9. The blessing of children

Jesus is very clear that we are to “receive” children in his name. Jesus said in Mark 9:37 – “Whoever receives one such child in my name receives me, and whoever receives me, receives not me but him who sent me.” Jesus is also very clear that we are to “let the children come” to him – Mark 10:14. We are not to be like the disciples who tried to hold back the children from Jesus; who made Jesus angry.

But if baptism and the Lord’s supper are not the way to do this as a church, what is? The Gospels answer this question by telling the story of Jesus blessing the children.

“And they were bringing children to him that he might touch them, and the disciples rebuked them. But when Jesus saw it, he was indignant and said to them, “Let the children come to me; do not hinder them, for to such belongs the kingdom of God.. . . And he took them in his arms and blessed them, laying his hands on them” – Mark 10:13-16.

So, to “let the children come” to Jesus (Mark 10:14) is defined in this story in verse 16. And what it means to receive children in Mark 9:37 is explained here in Mark 10:16.

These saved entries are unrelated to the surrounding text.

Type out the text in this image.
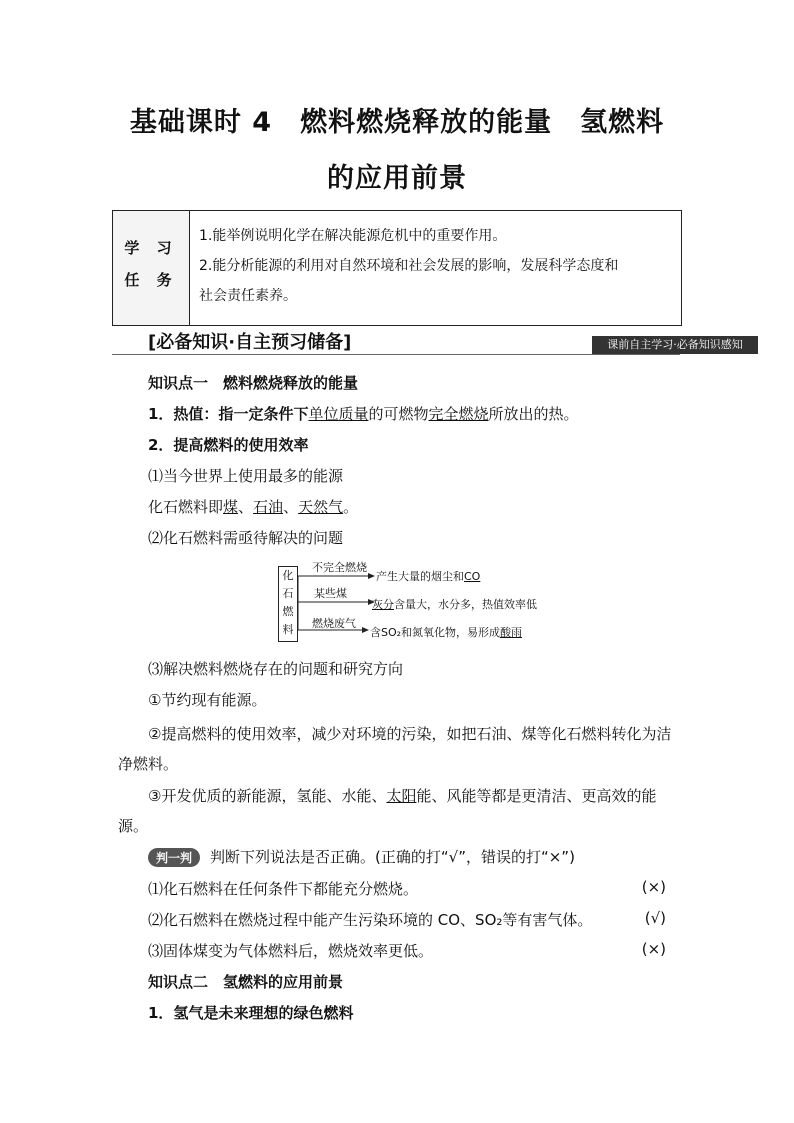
基础课时 4　燃料燃烧释放的能量　氢燃料
的应用前景
学 习
任 务
1.能举例说明化学在解决能源危机中的重要作用。
2.能分析能源的利用对自然环境和社会发展的影响，发展科学态度和
社会责任素养。
[必备知识·自主预习储备]	课前自主学习·必备知识感知
知识点一　燃料燃烧释放的能量
1．热值：指一定条件下单位质量的可燃物完全燃烧所放出的热。
2．提高燃料的使用效率
⑴当今世界上使用最多的能源
化石燃料即煤、石油、天然气。
⑵化石燃料需亟待解决的问题
化
石
燃
料
不完全燃烧
产生大量的烟尘和CO
某些煤
灰分含量大，水分多，热值效率低
燃烧废气
含SO₂和氮氧化物，易形成酸雨
⑶解决燃料燃烧存在的问题和研究方向
①节约现有能源。
②提高燃料的使用效率，减少对环境的污染，如把石油、煤等化石燃料转化为洁净燃料。
③开发优质的新能源，氢能、水能、太阳能、风能等都是更清洁、更高效的能源。
判一判 判断下列说法是否正确。(正确的打“√”，错误的打“×”)
⑴化石燃料在任何条件下都能充分燃烧。	(×)
⑵化石燃料在燃烧过程中能产生污染环境的 CO、SO₂等有害气体。	(√)
⑶固体煤变为气体燃料后，燃烧效率更低。	(×)
知识点二　氢燃料的应用前景
1．氢气是未来理想的绿色燃料
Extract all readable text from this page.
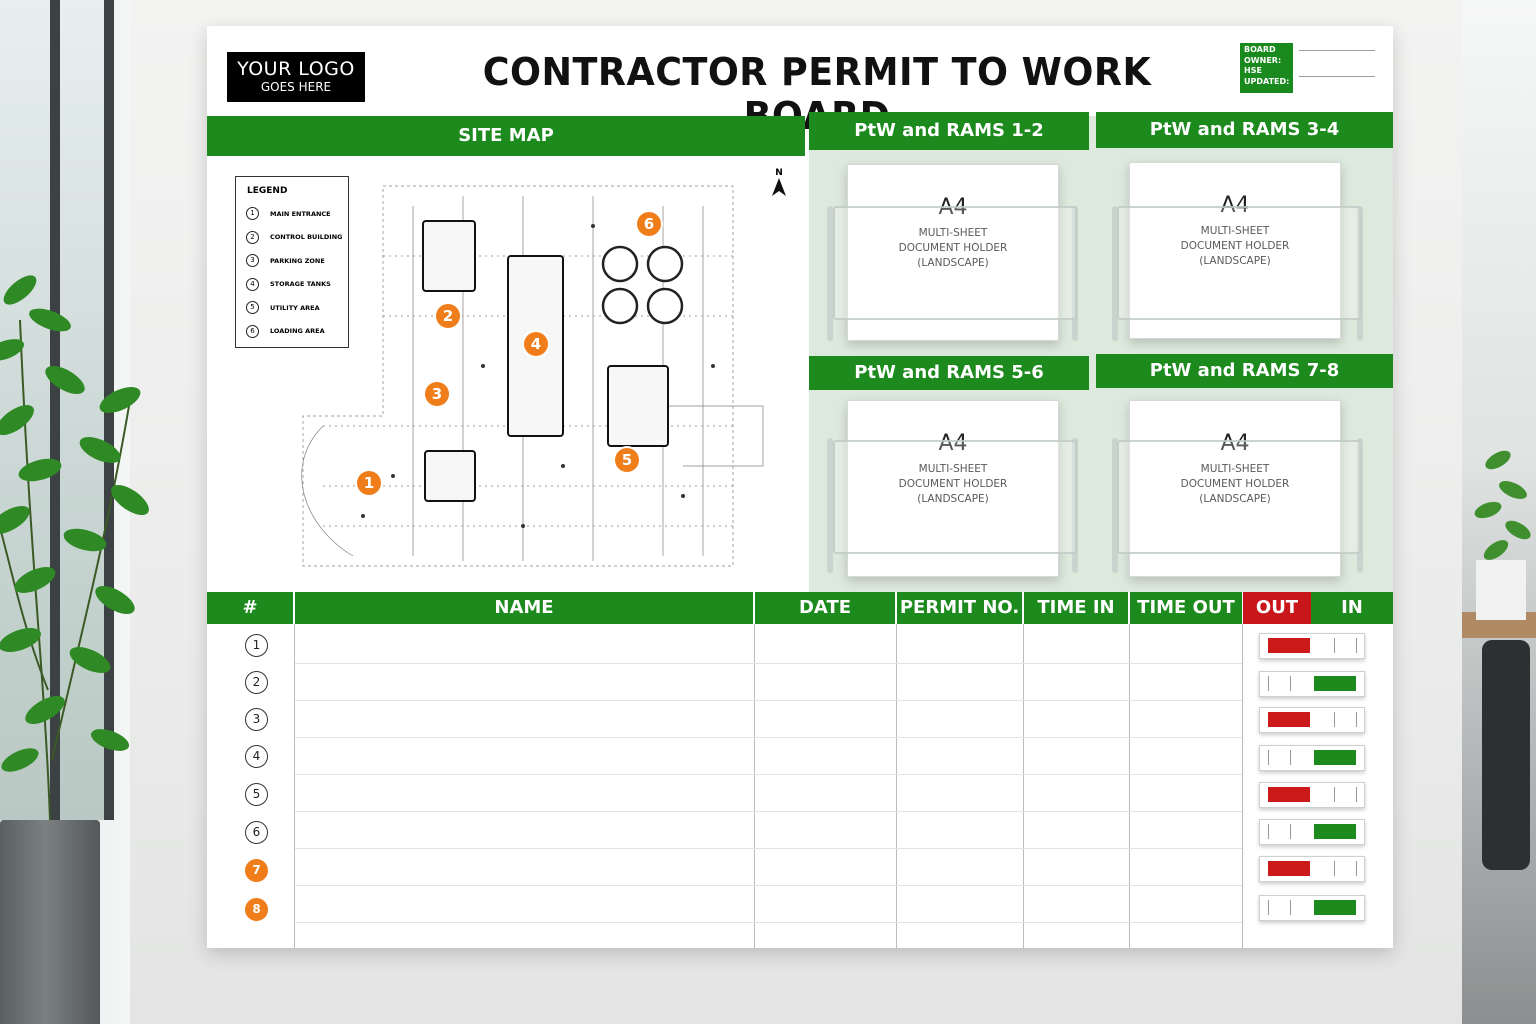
YOUR LOGO
GOES HERE	CONTRACTOR PERMIT TO WORK
BOARD
OWNER:
HSE
UPDATED:
SITE MAP
LEGEND
1	MAIN ENTRANCE
2	CONTROL BUILDING
3	PARKING ZONE
4	STORAGE TANKS
5	UTILITY AREA
6	LOADING AREA
N
1
2
3
4
5
6
PtW and RAMS 1-2	PtW and RAMS 3-4
PtW and RAMS 5-6	PtW and RAMS 7-8
A4
MULTI-SHEET
DOCUMENT HOLDER
(LANDSCAPE)
A4
MULTI-SHEET
DOCUMENT HOLDER
(LANDSCAPE)
A4
MULTI-SHEET
DOCUMENT HOLDER
(LANDSCAPE)
A4
MULTI-SHEET
DOCUMENT HOLDER
(LANDSCAPE)
#	NAME	DATE	PERMIT NO.	TIME IN	TIME OUT	OUT	IN
1
2
3
4
5
6
7
8
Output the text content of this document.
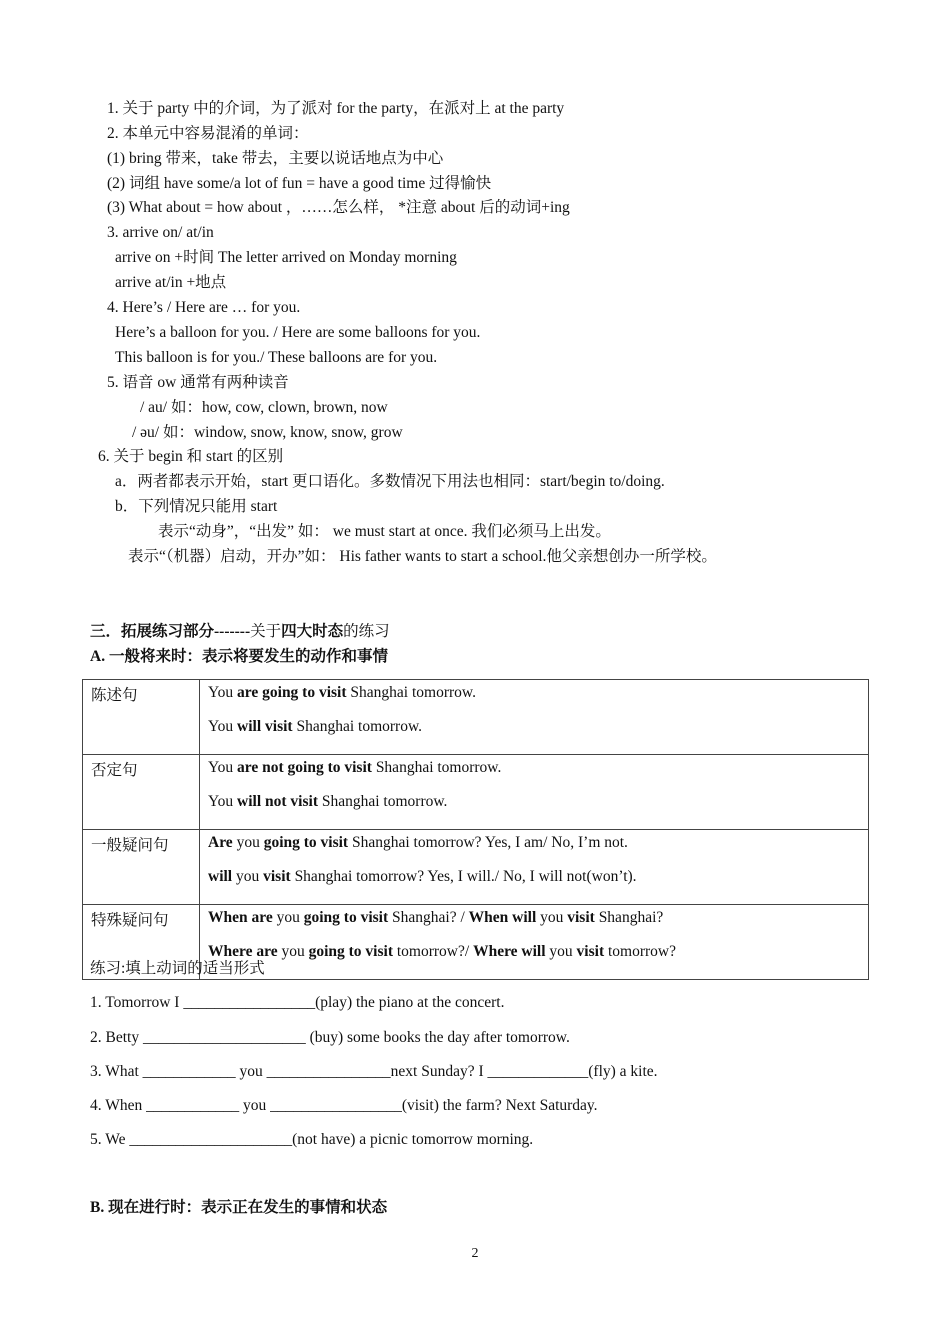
1. 关于 party 中的介词，为了派对 for the party，在派对上 at the party
2. 本单元中容易混淆的单词：
(1) bring 带来，take 带去，主要以说话地点为中心
(2) 词组 have some/a lot of fun = have a good time 过得愉快
(3) What about = how about ，……怎么样， *注意 about 后的动词+ing
3. arrive on/ at/in
arrive on +时间 The letter arrived on Monday morning
arrive at/in +地点
4. Here’s / Here are … for you.
Here’s a balloon for you. / Here are some balloons for you.
This balloon is for you./ These balloons are for you.
5. 语音 ow 通常有两种读音
/ au/ 如：how, cow, clown, brown, now
/ əu/ 如：window, snow, know, snow, grow
6. 关于 begin 和 start 的区别
a．两者都表示开始，start 更口语化。多数情况下用法也相同：start/begin to/doing.
b．下列情况只能用 start
表示“动身”，“出发” 如： we must start at once. 我们必须马上出发。
表示“（机器）启动，开办”如： His father wants to start a school.他父亲想创办一所学校。
三．拓展练习部分-------关于四大时态的练习
A. 一般将来时：表示将要发生的动作和事情
陈述句	You are going to visit Shanghai tomorrow.
You will visit Shanghai tomorrow.

否定句	You are not going to visit Shanghai tomorrow.
You will not visit Shanghai tomorrow.

一般疑问句	Are you going to visit Shanghai tomorrow? Yes, I am/ No, I’m not.
will you visit Shanghai tomorrow? Yes, I will./ No, I will not(won’t).

特殊疑问句	When are you going to visit Shanghai? / When will you visit Shanghai?
Where are you going to visit tomorrow?/ Where will you visit tomorrow?
练习:填上动词的适当形式
1. Tomorrow I _________________(play) the piano at the concert.
2. Betty _____________________ (buy) some books the day after tomorrow.
3. What ____________ you ________________next Sunday? I _____________(fly) a kite.
4. When ____________ you _________________(visit) the farm? Next Saturday.
5. We _____________________(not have) a picnic tomorrow morning.
B. 现在进行时：表示正在发生的事情和状态
2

When Jesus ministered to children he did not baptize them or give them the Lord’s supper. He took them, prayed for them and blessed them. He took the time to receive them and care for them and to minister God’s blessing into their lives. This is also what we should do.

10. A summary of practical outcomes

1. We should have a continued focus on training our children: Sunday school, bible school and girls’ clubs. And we should seek to equip and support our parents as teachers of their children.
2. We should continue to have a service of blessing for our babies upon their presentation to the church and we should be ready to pray for God’s blessing for children, whenever they or their parents seek it out.
3. We should reserve baptism for adolescent young people and older.
4. We should provide a public ceremony to affirm and support the expression of childhood faith in our children.
5. We should reserve the Lord’s supper for those who are baptized.
6. We should provide a special time of blessing for children each time we celebrate the Lord’s supper so that they are included and are able to be ministered to by Jesus.
7. For the preadolescent children among us who are already baptized, we would like to walk with them, invite them to catechism classes, as needed when they are ready, and in general encourage them to own their faith as young adults as well.